Brandon Hart empties out a truck full of bottles and cans collected this past Saturday. Proceeds from the fundraiser will help offset costs of Hart’s Eagle Scout project, which is to place a monument at the Hardscrabble Cemetery in Van Buren.
Baldwinsville Josiah Parish, a War of 1812 veteran, lies in an unmarked grave along Van Buren Road. There he is joined by 39 other pioneers of this area in what has long-been a forgotten cemetery.
Thanks to a local Boy Scout, these former residents will soon be commemorated with a monument featuring all of their names and marking the plot of land as the Hardscrabble Cemetery. To earn his Eagle Scout badge, Brandon Hart, a junior at Baker High School and member of Troop 107, has taken on the project with the help of Van Buren Councilor Howard Tupper, as well as many others.
“[Mr.
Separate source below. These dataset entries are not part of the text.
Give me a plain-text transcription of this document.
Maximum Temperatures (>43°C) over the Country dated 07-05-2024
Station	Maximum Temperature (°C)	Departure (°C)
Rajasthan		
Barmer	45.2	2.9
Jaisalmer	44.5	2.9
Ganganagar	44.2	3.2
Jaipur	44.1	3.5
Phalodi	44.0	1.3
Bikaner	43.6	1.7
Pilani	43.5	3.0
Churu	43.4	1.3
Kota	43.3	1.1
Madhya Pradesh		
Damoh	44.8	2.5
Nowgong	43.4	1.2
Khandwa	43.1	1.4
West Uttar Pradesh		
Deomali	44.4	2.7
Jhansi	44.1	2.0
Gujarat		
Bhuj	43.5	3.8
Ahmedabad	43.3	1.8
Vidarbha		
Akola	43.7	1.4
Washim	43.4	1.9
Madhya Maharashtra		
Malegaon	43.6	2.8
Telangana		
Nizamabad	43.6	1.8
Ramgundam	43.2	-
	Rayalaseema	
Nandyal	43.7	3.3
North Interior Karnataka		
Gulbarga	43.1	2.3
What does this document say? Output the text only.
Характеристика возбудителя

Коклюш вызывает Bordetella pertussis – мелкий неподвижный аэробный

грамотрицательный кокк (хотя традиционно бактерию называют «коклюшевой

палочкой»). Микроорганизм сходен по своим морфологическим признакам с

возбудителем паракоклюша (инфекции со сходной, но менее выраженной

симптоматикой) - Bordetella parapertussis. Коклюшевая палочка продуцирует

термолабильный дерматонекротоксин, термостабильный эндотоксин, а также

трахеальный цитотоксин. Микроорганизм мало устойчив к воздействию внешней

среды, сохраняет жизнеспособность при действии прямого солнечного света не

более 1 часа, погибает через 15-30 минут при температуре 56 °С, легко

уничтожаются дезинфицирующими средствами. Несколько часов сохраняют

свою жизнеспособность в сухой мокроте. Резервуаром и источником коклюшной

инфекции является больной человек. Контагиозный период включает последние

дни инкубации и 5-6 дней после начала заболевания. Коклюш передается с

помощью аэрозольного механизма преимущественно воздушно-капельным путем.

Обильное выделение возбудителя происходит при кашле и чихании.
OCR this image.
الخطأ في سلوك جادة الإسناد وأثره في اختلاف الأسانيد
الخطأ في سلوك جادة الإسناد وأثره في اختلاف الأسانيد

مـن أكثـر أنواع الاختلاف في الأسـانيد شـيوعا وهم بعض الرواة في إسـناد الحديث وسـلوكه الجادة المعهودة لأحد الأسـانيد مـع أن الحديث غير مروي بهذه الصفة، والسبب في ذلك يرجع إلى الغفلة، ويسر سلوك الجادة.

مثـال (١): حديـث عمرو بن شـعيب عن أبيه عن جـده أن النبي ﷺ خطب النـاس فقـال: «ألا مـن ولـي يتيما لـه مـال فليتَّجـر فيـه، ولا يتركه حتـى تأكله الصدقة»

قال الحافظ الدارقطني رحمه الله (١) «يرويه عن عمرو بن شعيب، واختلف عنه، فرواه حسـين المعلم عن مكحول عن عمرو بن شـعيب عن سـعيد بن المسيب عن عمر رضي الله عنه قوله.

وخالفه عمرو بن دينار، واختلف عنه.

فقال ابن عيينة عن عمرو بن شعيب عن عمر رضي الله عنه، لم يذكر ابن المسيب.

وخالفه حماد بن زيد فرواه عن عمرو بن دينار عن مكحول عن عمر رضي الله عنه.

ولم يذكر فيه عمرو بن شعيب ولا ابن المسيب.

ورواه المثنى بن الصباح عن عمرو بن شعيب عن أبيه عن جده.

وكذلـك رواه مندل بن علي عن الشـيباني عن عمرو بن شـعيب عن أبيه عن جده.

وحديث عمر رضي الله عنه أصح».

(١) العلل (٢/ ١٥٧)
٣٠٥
Tupper] told me briefly about this cemetery and how the deceased should be memorialized. He then said that there is also possibly a war veteran buried there,” Hart said. “I found it to be a major tragedy that the war veteran is not being memorialized.”
According to Tupper, the Hardscrabble Cemetery “is a typical country burial ground except for the fact it was abandoned many years ago and the stones were laid flat by the town in the 1950s. Overgrown, they were plowed up by a former landowner who did not know what was there, or chose to ignore it.”
The Hardscrabble cemetery got its name from the road it was named after, Hardscrabble Road. Now called Van Buren Road, the plot of land is located between the Route 690 overpass and Jones Road.
“The cemetery operated from 1805 until 1862 as a private graveyard and the association withered away with neglect for the yard becoming obvious,” Tupper said. “Our intent is to commemorate those people with a new marker. The town will maintain it in perpetuity.”
Van Buren officials recently authorized Hart to work on the Hardscrabble Cemetery Monument project. Tupper noted that Hart is looking for help from the community to find out more about the people who were buried there.